İçimden tekrar ettim yapmam gerekenleri ama olmadı. Bir metre uzakta soğuk mermerde otururken, titreyen ellerimi görmezden gelip söyledim o cümleyi.

"Özür dilerim."

Duymayacağını bile bile söyledim defalarca.

"Özür dilerim."

Değişen sesime, ağrıyan boğazıma,  hızlı çarpan kalbime inat defalarca söyledim, kesik kesik ve fısıltıyla.

"Özür dilerim..."

Çok geçmeden arkamdan annemin seslenmesi ile olduğum andan koptum. Gözyaşlarımı tek hamlede silip kendimi toplamaya çalışarak oturduğum mermerden kalktım. Her zaman içine kapanık birisi olduğum için tek kelime etmeden arabaya binip kontağı çevirdim. Ben Simra aylardır kaçtığım vedayı yine yapamamış ama güçlü durmaya çalışan kişi ve ben artık tam anlamıyla yorgunum.

Yol boyunca annemin beni konuşturmak için sorduğu sorulara maruz kaldım. Hepsine kısa cevaplar verdiğim için konuşmalar kısa sürüyordu. En sonunda annemin bana seslenmesi ile göz ucuyla ona baktım.
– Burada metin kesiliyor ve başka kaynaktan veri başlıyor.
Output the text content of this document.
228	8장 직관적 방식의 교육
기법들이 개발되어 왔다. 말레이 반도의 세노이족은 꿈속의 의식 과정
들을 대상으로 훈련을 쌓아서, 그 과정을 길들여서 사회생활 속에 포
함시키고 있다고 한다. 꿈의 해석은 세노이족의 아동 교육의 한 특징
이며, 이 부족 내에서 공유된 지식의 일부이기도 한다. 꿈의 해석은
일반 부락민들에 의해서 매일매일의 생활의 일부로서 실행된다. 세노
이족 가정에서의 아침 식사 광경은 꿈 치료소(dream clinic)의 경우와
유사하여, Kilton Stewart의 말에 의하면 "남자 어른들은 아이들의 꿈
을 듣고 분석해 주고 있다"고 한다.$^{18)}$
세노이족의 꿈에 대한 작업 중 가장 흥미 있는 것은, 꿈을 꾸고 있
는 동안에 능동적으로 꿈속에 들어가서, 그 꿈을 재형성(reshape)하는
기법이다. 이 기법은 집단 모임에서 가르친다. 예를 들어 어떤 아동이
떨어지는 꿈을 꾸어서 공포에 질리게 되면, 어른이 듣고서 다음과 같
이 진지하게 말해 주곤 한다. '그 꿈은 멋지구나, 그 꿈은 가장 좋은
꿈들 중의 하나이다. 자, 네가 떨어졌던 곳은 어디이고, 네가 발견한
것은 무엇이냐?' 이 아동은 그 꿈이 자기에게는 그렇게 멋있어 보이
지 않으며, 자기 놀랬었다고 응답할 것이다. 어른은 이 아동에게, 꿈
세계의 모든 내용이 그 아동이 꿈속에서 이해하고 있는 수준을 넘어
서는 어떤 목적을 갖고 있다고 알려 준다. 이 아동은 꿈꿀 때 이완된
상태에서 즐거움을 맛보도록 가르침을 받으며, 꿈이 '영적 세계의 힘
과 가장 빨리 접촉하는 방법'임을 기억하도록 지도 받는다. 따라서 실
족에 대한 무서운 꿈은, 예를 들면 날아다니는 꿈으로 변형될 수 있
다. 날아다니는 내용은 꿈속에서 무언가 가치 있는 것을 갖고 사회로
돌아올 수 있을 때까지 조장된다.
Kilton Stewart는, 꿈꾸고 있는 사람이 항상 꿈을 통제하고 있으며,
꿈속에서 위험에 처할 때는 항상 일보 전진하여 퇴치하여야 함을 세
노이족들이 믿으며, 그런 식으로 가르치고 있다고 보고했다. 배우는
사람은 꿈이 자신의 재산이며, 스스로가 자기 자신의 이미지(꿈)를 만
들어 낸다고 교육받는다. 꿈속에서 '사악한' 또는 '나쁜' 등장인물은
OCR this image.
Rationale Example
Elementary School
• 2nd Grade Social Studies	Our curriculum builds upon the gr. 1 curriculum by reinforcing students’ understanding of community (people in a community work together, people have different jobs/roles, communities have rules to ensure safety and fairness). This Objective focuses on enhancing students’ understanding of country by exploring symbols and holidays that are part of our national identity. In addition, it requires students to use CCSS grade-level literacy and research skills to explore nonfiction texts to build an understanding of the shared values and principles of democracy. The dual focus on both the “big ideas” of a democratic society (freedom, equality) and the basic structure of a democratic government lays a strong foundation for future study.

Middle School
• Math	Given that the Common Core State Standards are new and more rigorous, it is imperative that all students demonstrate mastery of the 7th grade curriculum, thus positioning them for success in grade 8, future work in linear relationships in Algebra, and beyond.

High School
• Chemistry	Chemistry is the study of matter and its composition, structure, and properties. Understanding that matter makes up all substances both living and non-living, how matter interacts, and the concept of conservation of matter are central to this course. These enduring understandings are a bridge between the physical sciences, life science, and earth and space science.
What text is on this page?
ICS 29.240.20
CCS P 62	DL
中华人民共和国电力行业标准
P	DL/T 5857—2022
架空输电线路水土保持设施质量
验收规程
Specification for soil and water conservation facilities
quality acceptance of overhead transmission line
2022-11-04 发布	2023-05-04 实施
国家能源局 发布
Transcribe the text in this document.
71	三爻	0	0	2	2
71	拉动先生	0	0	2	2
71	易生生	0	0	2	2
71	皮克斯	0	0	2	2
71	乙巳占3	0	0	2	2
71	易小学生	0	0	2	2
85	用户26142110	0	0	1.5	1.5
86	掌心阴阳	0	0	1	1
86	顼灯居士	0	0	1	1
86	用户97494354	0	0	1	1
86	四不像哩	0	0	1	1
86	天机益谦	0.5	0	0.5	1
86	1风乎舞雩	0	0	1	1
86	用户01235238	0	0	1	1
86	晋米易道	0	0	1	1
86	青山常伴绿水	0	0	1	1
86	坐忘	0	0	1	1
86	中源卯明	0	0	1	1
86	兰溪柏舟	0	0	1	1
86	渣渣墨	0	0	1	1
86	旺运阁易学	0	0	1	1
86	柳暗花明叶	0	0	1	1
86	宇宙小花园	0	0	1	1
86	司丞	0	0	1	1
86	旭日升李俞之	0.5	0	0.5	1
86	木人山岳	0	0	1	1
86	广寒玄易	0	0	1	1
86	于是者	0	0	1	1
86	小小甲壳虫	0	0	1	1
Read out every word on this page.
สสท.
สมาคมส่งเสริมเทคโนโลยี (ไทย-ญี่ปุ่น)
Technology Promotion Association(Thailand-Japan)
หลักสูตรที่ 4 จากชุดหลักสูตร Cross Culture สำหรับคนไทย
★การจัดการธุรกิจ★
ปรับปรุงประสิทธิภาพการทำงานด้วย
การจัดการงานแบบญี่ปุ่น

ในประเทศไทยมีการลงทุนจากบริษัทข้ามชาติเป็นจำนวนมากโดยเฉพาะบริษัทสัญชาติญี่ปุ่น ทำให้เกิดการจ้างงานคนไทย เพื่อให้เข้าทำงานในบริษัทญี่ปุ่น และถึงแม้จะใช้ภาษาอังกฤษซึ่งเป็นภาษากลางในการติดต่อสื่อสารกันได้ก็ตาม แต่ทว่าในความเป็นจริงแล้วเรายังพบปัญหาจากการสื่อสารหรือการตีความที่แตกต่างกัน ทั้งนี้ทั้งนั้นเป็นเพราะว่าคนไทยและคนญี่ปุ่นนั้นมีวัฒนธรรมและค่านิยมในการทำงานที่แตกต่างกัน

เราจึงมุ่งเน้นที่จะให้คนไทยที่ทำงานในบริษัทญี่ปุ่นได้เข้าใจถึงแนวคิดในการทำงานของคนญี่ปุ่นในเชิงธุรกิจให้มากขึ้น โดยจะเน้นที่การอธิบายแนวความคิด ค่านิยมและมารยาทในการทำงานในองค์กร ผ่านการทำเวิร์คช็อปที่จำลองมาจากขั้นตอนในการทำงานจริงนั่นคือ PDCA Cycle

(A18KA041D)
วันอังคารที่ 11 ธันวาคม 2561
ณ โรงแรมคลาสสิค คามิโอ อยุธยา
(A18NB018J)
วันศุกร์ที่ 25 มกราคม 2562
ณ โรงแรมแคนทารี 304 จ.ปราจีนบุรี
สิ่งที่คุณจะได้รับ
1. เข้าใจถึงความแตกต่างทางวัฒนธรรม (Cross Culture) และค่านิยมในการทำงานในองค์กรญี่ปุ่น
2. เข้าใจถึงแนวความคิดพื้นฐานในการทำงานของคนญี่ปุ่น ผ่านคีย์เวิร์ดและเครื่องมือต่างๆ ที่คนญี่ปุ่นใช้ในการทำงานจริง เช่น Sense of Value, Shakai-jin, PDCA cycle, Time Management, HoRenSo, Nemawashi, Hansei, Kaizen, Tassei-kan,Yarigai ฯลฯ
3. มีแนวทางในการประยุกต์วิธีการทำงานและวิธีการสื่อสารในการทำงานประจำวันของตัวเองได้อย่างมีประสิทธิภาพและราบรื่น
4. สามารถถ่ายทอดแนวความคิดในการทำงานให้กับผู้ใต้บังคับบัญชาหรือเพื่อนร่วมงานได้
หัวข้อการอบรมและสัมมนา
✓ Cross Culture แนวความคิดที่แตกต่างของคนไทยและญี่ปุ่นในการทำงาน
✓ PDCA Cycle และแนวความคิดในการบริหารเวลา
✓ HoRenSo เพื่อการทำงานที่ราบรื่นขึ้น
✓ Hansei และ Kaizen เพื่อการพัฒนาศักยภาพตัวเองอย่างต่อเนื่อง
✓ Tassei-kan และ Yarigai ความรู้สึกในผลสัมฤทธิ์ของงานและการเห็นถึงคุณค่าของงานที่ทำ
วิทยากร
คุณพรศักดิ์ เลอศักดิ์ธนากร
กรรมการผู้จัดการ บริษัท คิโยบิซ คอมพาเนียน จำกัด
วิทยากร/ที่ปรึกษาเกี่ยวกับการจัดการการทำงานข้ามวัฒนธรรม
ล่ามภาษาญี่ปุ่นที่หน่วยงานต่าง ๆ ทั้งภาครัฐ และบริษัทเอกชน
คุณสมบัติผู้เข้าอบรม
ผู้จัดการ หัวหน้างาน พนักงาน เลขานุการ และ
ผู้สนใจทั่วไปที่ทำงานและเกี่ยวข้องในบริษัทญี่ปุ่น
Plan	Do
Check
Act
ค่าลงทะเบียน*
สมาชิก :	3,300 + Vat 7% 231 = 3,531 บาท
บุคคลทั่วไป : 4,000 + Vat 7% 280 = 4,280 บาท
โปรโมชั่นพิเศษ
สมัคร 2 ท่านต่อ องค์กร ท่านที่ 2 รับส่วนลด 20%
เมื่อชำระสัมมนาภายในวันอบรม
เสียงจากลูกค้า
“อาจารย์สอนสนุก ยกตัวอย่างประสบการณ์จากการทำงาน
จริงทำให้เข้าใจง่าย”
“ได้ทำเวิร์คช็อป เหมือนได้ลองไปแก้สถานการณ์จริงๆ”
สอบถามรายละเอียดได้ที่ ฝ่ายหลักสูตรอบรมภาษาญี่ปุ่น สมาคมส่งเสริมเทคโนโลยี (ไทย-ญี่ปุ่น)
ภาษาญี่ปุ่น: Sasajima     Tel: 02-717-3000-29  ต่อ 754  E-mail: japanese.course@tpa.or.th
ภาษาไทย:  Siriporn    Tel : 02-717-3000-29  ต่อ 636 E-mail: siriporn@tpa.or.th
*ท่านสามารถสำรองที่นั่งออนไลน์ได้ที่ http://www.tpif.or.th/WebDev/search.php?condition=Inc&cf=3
"Simra. Sonsuza kadar kaçamazsın."

"Biliyorum ama sen de bazı şeylerin kolay olmadığını biliyorsun."

"Evet, kolay olmuyor ama her mezarlığa geldiğimizde uzaktan bakıyorsun sadece. Hâlâ suçlu mu hissediyorsun?"

"Evet."

"Neden?"

"Çünkü öyleyim."

"Bugünlük daha fazla üstüne gelmeyeceğim. Tek şey soracağım."

"Sor."

"İyi misin? Gerçekten soruyorum bunu ve gerçek bir cevap istiyorum."

"İyiyim diyemem ama kötüyüm de diyemem. Yorgun hissediyorum anne ve uzun süre geçecek gibi de gözükmüyor."
Cümlenin yarısında gözlerimin doluşu görüşümü bulanıklaştırdı ve karşıdan gelen arabanın bir hatasını zamanında fark edemedim. Annemin direksiyona atılması ile olduğum ana döndüm. Kalbimin atışı kulaklarımda yankılanırken toparlanmaya çalıştım. Yavaşça sağa çekip camı sonuna kadar açtım.